Four-way Bargello takes a basic Bargello line and turns it along the diagonal lines of the area, turning it from a line into a square. Even the simplest Bargello lines get great sophistication from being turned and the resulting shapes and patterns are very compelling.
It’s not my best technique, although I’m getting better at it. But I love to look at the patterns. The shapes which appear at the corners, the sense you have of depth as the design moves towards the center, all give this form of Bargello needlepoint a very modern feel.
The picture at the top of this article is of a very simple Four Way Bargello pattern from my book, Bargello Revisited. It’s made into a pincushion.

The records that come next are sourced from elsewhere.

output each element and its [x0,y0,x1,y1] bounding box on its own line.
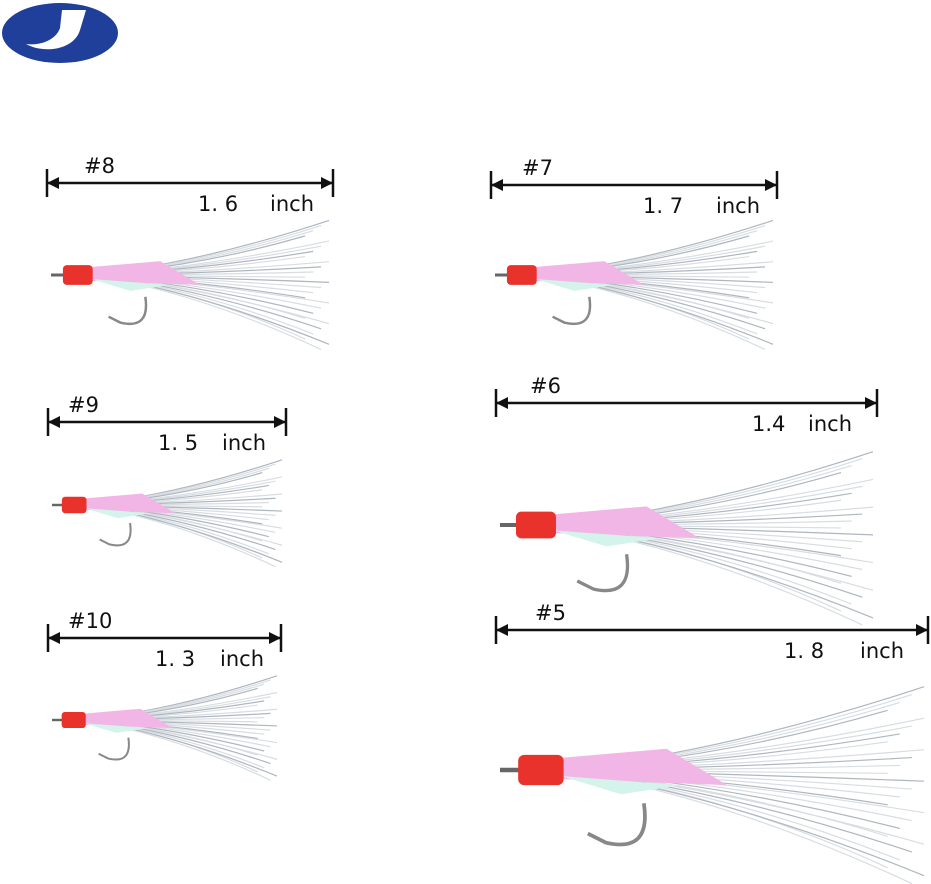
lure-skirt-light [553,530,660,547]
size-label: #5 [535,601,566,625]
size-label: #7 [522,156,553,180]
size-item: #9 1. 5 inch [46,393,288,568]
lure-hook [98,737,130,761]
lure-image [51,219,330,351]
lure-head [506,265,537,285]
unit-label: inch [716,194,760,218]
lure-image [500,451,874,626]
unit-label: inch [860,639,904,663]
size-item: #8 1. 6 inch [45,154,335,351]
unit-label: inch [270,192,314,216]
lure-head [515,511,556,539]
unit-label: inch [222,431,266,455]
lure-skirt [84,493,176,514]
lure-skirt [84,708,173,729]
length-label: 1. 8 [784,639,824,663]
size-label: #9 [68,393,99,417]
lure-skirt-light [84,508,151,519]
lure-skirt [553,506,700,539]
lure-image [500,686,925,884]
lure-image [52,459,283,568]
lure-skirt [560,748,728,786]
logo [2,3,118,63]
length-label: 1. 3 [155,647,195,671]
size-label: #8 [84,154,115,178]
lure-skirt [90,261,200,285]
lure-head [518,754,564,786]
lure-hook [552,296,592,326]
lure-hook [576,554,630,593]
lure-head [61,711,86,729]
lure-hook [99,522,132,547]
size-item: #7 1. 7 inch [489,156,779,351]
lure-skirt-light [84,723,149,733]
length-label: 1.4 [752,412,785,436]
length-label: 1. 7 [643,194,683,218]
size-item: #5 1. 8 inch [494,601,930,884]
lure-head [62,265,93,285]
length-label: 1. 5 [158,431,198,455]
lure-hook [108,296,148,326]
length-label: 1. 6 [198,192,238,216]
lure-skirt [534,261,644,285]
lure-image [495,219,774,351]
lure-head [61,496,87,514]
lure-image [52,675,278,781]
lure-skirt-light [90,278,171,291]
size-label: #10 [68,609,112,633]
lure-skirt-light [534,278,615,291]
lure-skirt-light [560,776,682,795]
lure-hook [586,803,647,847]
size-label: #6 [530,374,561,398]
size-item: #6 1.4 inch [494,374,879,626]
size-item: #10 1. 3 inch [46,609,283,781]
unit-label: inch [808,412,852,436]
unit-label: inch [220,647,264,671]
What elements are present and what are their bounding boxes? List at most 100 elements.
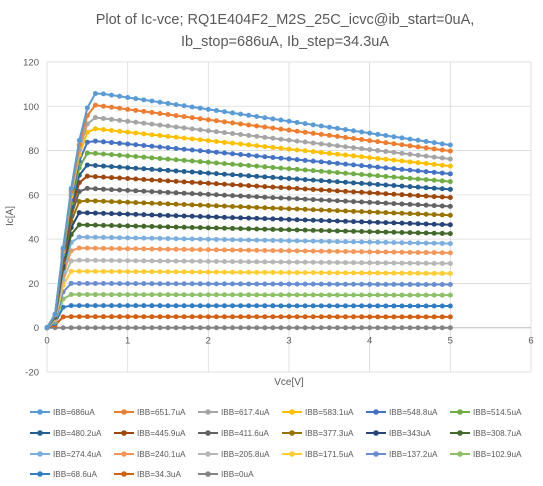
series-14-point-14: [157, 258, 163, 264]
chart-title-line-2: Ib_stop=686uA, Ib_step=34.3uA: [181, 34, 389, 50]
series-7-point-40: [367, 190, 373, 196]
series-7-point-37: [342, 188, 348, 194]
series-12-point-35: [326, 238, 332, 244]
series-6-point-28: [270, 174, 276, 180]
series-9-point-34: [318, 207, 324, 213]
series-19-point-24: [238, 314, 244, 320]
series-0-point-31: [294, 119, 300, 125]
series-20-point-44: [399, 325, 405, 331]
x-tick-label-4: 4: [367, 336, 372, 347]
series-0-point-37: [342, 127, 348, 133]
series-9-point-39: [359, 209, 365, 215]
series-11-point-35: [326, 228, 332, 234]
series-13-point-13: [149, 246, 155, 252]
series-3-point-42: [383, 156, 389, 162]
series-11-point-24: [238, 226, 244, 232]
series-3-point-14: [157, 133, 163, 139]
series-9-point-13: [149, 200, 155, 206]
series-16-point-20: [205, 281, 211, 287]
series-3-point-43: [391, 157, 397, 163]
series-8-point-41: [375, 200, 381, 206]
series-2-point-46: [415, 152, 421, 158]
series-14-point-9: [117, 258, 123, 264]
series-13-point-38: [351, 249, 357, 255]
series-12-point-17: [181, 236, 187, 242]
legend-item-1: IBB=651.7uA: [114, 408, 186, 417]
series-18-point-6: [92, 303, 98, 309]
legend-label-7: IBB=445.9uA: [137, 429, 186, 438]
series-1-point-32: [302, 129, 308, 135]
series-13-point-30: [286, 248, 292, 254]
series-20-point-24: [238, 325, 244, 331]
series-10-point-28: [270, 216, 276, 222]
legend-item-15: IBB=171.5uA: [282, 450, 354, 459]
series-20-point-41: [375, 325, 381, 331]
series-0-point-38: [351, 128, 357, 134]
series-15-point-12: [141, 269, 147, 275]
series-18-point-15: [165, 303, 171, 309]
series-18-point-29: [278, 303, 284, 309]
series-7-point-21: [213, 181, 219, 187]
series-20-point-12: [141, 325, 147, 331]
legend-label-4: IBB=548.8uA: [389, 408, 438, 417]
series-2-point-38: [351, 145, 357, 151]
series-11-point-4: [76, 222, 82, 228]
series-18-point-22: [221, 303, 227, 309]
series-16-point-18: [189, 281, 195, 287]
series-9-point-37: [342, 208, 348, 214]
series-6-point-33: [310, 177, 316, 183]
legend-swatch-marker-16: [373, 451, 379, 457]
series-20-point-19: [197, 325, 203, 331]
series-14-point-24: [238, 259, 244, 265]
series-5-point-25: [246, 163, 252, 169]
series-7-point-5: [84, 173, 90, 179]
series-7-point-48: [431, 194, 437, 200]
series-17: [44, 292, 453, 331]
series-20-point-14: [157, 325, 163, 331]
series-10-point-15: [165, 212, 171, 218]
series-10-point-31: [294, 217, 300, 223]
series-10-point-5: [84, 210, 90, 216]
series-0-point-34: [318, 123, 324, 129]
series-7-point-27: [262, 184, 268, 190]
series-7-point-14: [157, 177, 163, 183]
series-11-point-6: [92, 222, 98, 228]
series-18-point-24: [238, 303, 244, 309]
series-12-point-36: [334, 239, 340, 245]
series-10-point-42: [383, 220, 389, 226]
series-13-point-22: [221, 247, 227, 253]
series-17-point-3: [68, 292, 74, 298]
series-1-point-31: [294, 128, 300, 134]
legend-swatch-marker-8: [205, 430, 211, 436]
series-12-point-7: [100, 234, 106, 240]
series-1-point-45: [407, 143, 413, 149]
series-0-point-20: [205, 106, 211, 112]
series-8-point-44: [399, 201, 405, 207]
series-8-point-8: [109, 187, 115, 193]
series-3-point-19: [197, 137, 203, 143]
series-10-point-27: [262, 216, 268, 222]
series-17-point-14: [157, 292, 163, 298]
series-3-point-26: [254, 143, 260, 149]
series-8-point-20: [205, 191, 211, 197]
series-11-point-11: [133, 223, 139, 229]
series-9-point-18: [189, 202, 195, 208]
series-2-point-37: [342, 144, 348, 150]
series-14-point-20: [205, 258, 211, 264]
series-6-point-36: [334, 179, 340, 185]
series-7-point-11: [133, 176, 139, 182]
series-11-point-16: [173, 224, 179, 230]
series-14-point-12: [141, 258, 147, 264]
y-tick-label-7: 120: [23, 58, 39, 69]
series-7-point-13: [149, 177, 155, 183]
series-16-point-47: [423, 281, 429, 287]
series-19-point-43: [391, 314, 397, 320]
series-18-point-23: [230, 303, 236, 309]
legend-swatch-marker-3: [289, 409, 295, 415]
series-2-point-11: [133, 119, 139, 125]
legend-swatch-marker-1: [121, 409, 127, 415]
series-18-point-18: [189, 303, 195, 309]
series-9-point-50: [447, 212, 453, 218]
series-4-point-9: [117, 140, 123, 146]
series-9-point-7: [100, 198, 106, 204]
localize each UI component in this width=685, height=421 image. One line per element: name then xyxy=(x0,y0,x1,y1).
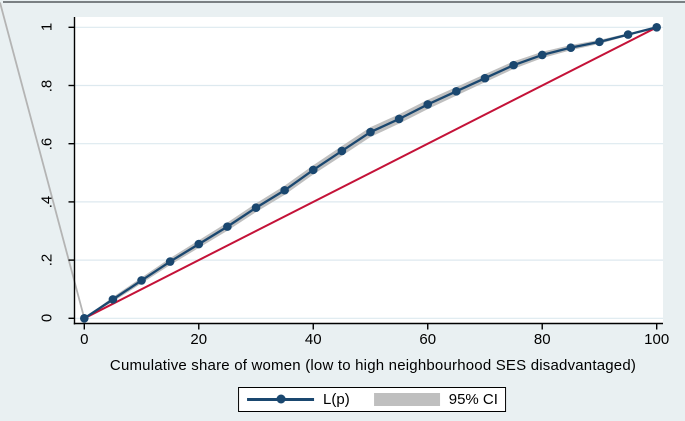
legend-label-lp: L(p) xyxy=(323,391,350,408)
lp-marker-95 xyxy=(623,30,633,39)
lp-marker-55 xyxy=(394,114,404,124)
lp-marker-5 xyxy=(108,295,118,304)
artifact-diagonal-line xyxy=(0,2,86,319)
y-tick-label-1: 1 xyxy=(38,23,56,32)
legend-label-ci: 95% CI xyxy=(448,391,498,408)
legend-ci-swatch xyxy=(373,393,440,406)
y-tick-label-.4: .4 xyxy=(38,195,56,209)
lp-marker-30 xyxy=(251,203,261,213)
x-tick-label-80: 80 xyxy=(533,330,551,348)
x-tick-label-60: 60 xyxy=(419,330,437,348)
x-tick-label-100: 100 xyxy=(644,330,670,348)
y-tick-label-.6: .6 xyxy=(38,137,56,150)
lp-marker-100 xyxy=(652,23,661,32)
lp-marker-85 xyxy=(566,43,576,52)
x-tick-label-20: 20 xyxy=(190,330,208,348)
x-tick-label-0: 0 xyxy=(80,330,89,348)
lp-marker-10 xyxy=(137,276,146,285)
lp-marker-35 xyxy=(280,185,289,195)
lp-marker-45 xyxy=(337,146,347,156)
y-tick-label-0: 0 xyxy=(38,314,56,323)
y-tick-label-.2: .2 xyxy=(38,253,56,267)
lp-marker-90 xyxy=(595,37,604,47)
x-tick-label-40: 40 xyxy=(304,330,322,348)
lp-marker-70 xyxy=(480,73,490,83)
legend: L(p) 95% CI xyxy=(238,387,506,412)
legend-marker-dot-icon xyxy=(276,394,286,404)
lp-marker-50 xyxy=(366,127,375,137)
lp-marker-40 xyxy=(308,165,318,175)
lp-marker-20 xyxy=(194,239,204,249)
lp-marker-25 xyxy=(223,222,232,231)
lp-marker-15 xyxy=(165,257,175,266)
lp-marker-65 xyxy=(452,87,461,96)
legend-line-sample xyxy=(247,394,315,404)
lp-marker-60 xyxy=(423,100,433,109)
equality-line xyxy=(83,26,658,320)
y-tick-label-.8: .8 xyxy=(38,79,56,92)
lp-marker-0 xyxy=(80,314,89,323)
lp-marker-75 xyxy=(509,60,518,70)
x-axis-title: Cumulative share of women (low to high n… xyxy=(109,357,637,374)
lp-marker-80 xyxy=(537,50,547,60)
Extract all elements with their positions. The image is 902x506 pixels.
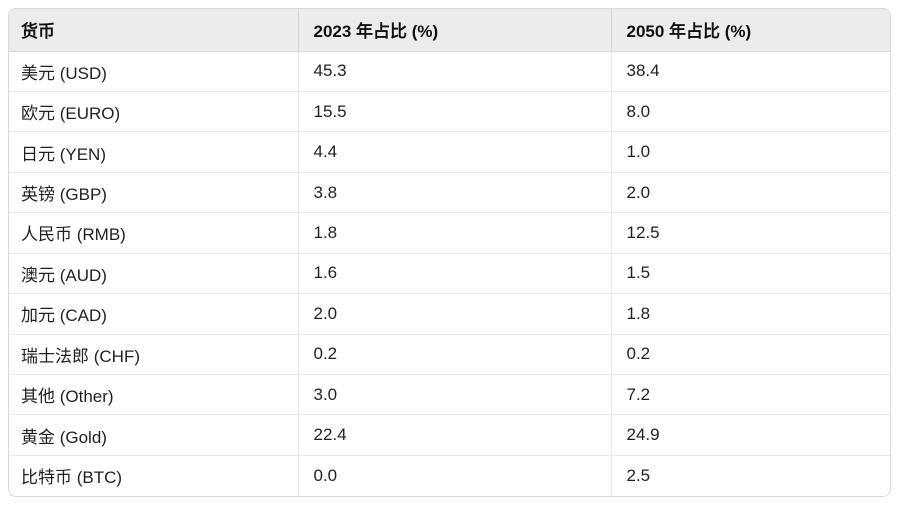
share-2023-cell: 0.0 xyxy=(297,455,611,496)
table-row: 加元 (CAD) 2.0 1.8 xyxy=(9,293,890,335)
share-2050-cell: 1.8 xyxy=(610,293,890,335)
share-2050-cell: 0.2 xyxy=(610,334,890,376)
currency-cell: 美元 (USD) xyxy=(9,51,298,92)
table-row: 其他 (Other) 3.0 7.2 xyxy=(9,374,890,416)
currency-share-table: 货币 2023 年占比 (%) 2050 年占比 (%) 美元 (USD) 45… xyxy=(9,9,890,496)
column-header-2050-share: 2050 年占比 (%) xyxy=(610,9,890,52)
share-2023-cell: 22.4 xyxy=(297,414,611,456)
share-2050-cell: 1.0 xyxy=(610,131,890,173)
currency-cell: 黄金 (Gold) xyxy=(9,414,298,456)
column-header-2023-share: 2023 年占比 (%) xyxy=(297,9,611,52)
share-2050-cell: 24.9 xyxy=(610,414,890,456)
table-row: 欧元 (EURO) 15.5 8.0 xyxy=(9,91,890,133)
share-2023-cell: 4.4 xyxy=(297,131,611,173)
currency-cell: 加元 (CAD) xyxy=(9,293,298,335)
currency-cell: 其他 (Other) xyxy=(9,374,298,416)
currency-cell: 瑞士法郎 (CHF) xyxy=(9,334,298,376)
currency-cell: 澳元 (AUD) xyxy=(9,253,298,295)
share-2050-cell: 12.5 xyxy=(610,212,890,254)
table-row: 瑞士法郎 (CHF) 0.2 0.2 xyxy=(9,334,890,376)
currency-cell: 比特币 (BTC) xyxy=(9,455,298,496)
share-2050-cell: 1.5 xyxy=(610,253,890,295)
currency-share-table-container: 货币 2023 年占比 (%) 2050 年占比 (%) 美元 (USD) 45… xyxy=(8,8,891,497)
column-header-currency: 货币 xyxy=(9,9,298,52)
table-row: 英镑 (GBP) 3.8 2.0 xyxy=(9,172,890,214)
share-2050-cell: 8.0 xyxy=(610,91,890,133)
table-row: 人民币 (RMB) 1.8 12.5 xyxy=(9,212,890,254)
share-2023-cell: 45.3 xyxy=(297,51,611,92)
share-2023-cell: 3.0 xyxy=(297,374,611,416)
share-2023-cell: 15.5 xyxy=(297,91,611,133)
share-2023-cell: 1.6 xyxy=(297,253,611,295)
currency-cell: 欧元 (EURO) xyxy=(9,91,298,133)
share-2023-cell: 0.2 xyxy=(297,334,611,376)
table-row: 美元 (USD) 45.3 38.4 xyxy=(9,51,890,92)
share-2050-cell: 2.0 xyxy=(610,172,890,214)
table-row: 澳元 (AUD) 1.6 1.5 xyxy=(9,253,890,295)
share-2023-cell: 2.0 xyxy=(297,293,611,335)
table-row: 日元 (YEN) 4.4 1.0 xyxy=(9,131,890,173)
share-2023-cell: 1.8 xyxy=(297,212,611,254)
currency-cell: 人民币 (RMB) xyxy=(9,212,298,254)
header-row: 货币 2023 年占比 (%) 2050 年占比 (%) xyxy=(9,9,890,52)
share-2050-cell: 38.4 xyxy=(610,51,890,92)
share-2050-cell: 2.5 xyxy=(610,455,890,496)
share-2023-cell: 3.8 xyxy=(297,172,611,214)
share-2050-cell: 7.2 xyxy=(610,374,890,416)
table-row: 比特币 (BTC) 0.0 2.5 xyxy=(9,455,890,496)
currency-cell: 英镑 (GBP) xyxy=(9,172,298,214)
currency-cell: 日元 (YEN) xyxy=(9,131,298,173)
table-row: 黄金 (Gold) 22.4 24.9 xyxy=(9,414,890,456)
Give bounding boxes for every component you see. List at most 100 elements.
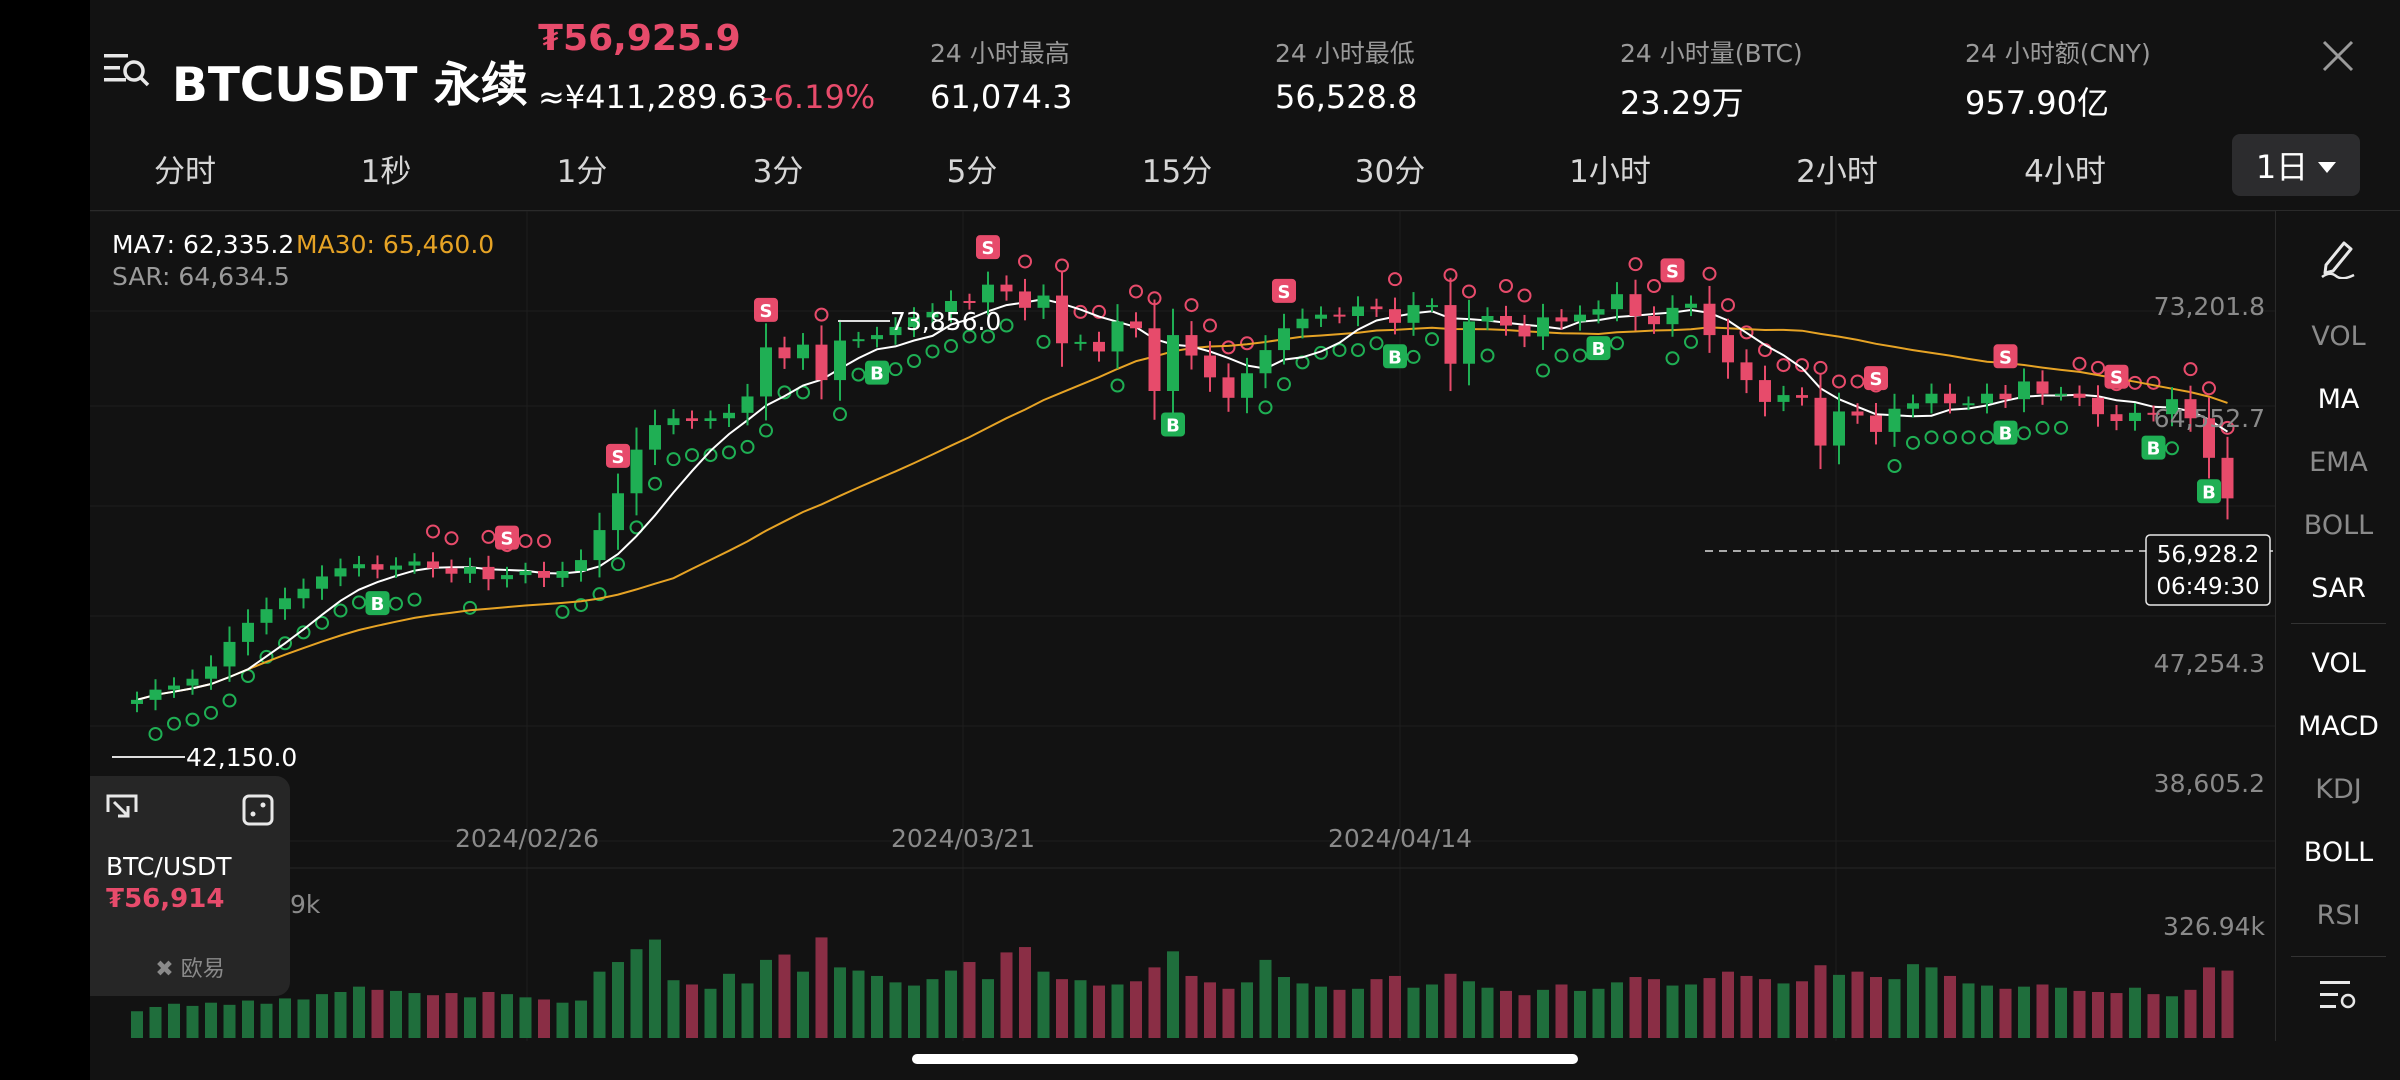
volume-bar <box>279 998 291 1038</box>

It became popular in the 70’s through several books by Dorothy Kaestner. I have also seen examples of this technique in books from the early 1900’s. Because it works best on square items of one kind or another, it’s not great for large expanses of stitching, borders or non-square shapes.
One consequence of turning the Bargello line is that along the diagonals stitches will meet at 90 degree angles. Often this shortens the stitches significantly and hides the pattern.
I find it easiest to approach one of these patterns by looking and thinking first before I begin to stitch. Star by looking at the longest line of the pattern. There you will see a straightforward Bargello line. As the design moves toward the center, it shrinks from both sides, but it still remains the same basic line. By identifying this pattern and by keeping it in mind as you stitch, you will find the whole turned pattern makes more sense.
It’s also really easy to get off count on a four way piece. You can minimize the chances of this happening by beginning in the center of the design and working in circles, stitching in each quadrant in turn.
On a recent piece, I found that by analyzing first then stitching, and checking my stitching against the pattern in my head after I finished each quadrant in each round. I stayed on track and finished the stitching in about a day.
Usually when I stitch a Four Way Bargello I rip almost more than I stitch, throw up my hands in frustration, and throw out the piece. I hope these tips help you as you explore this technique.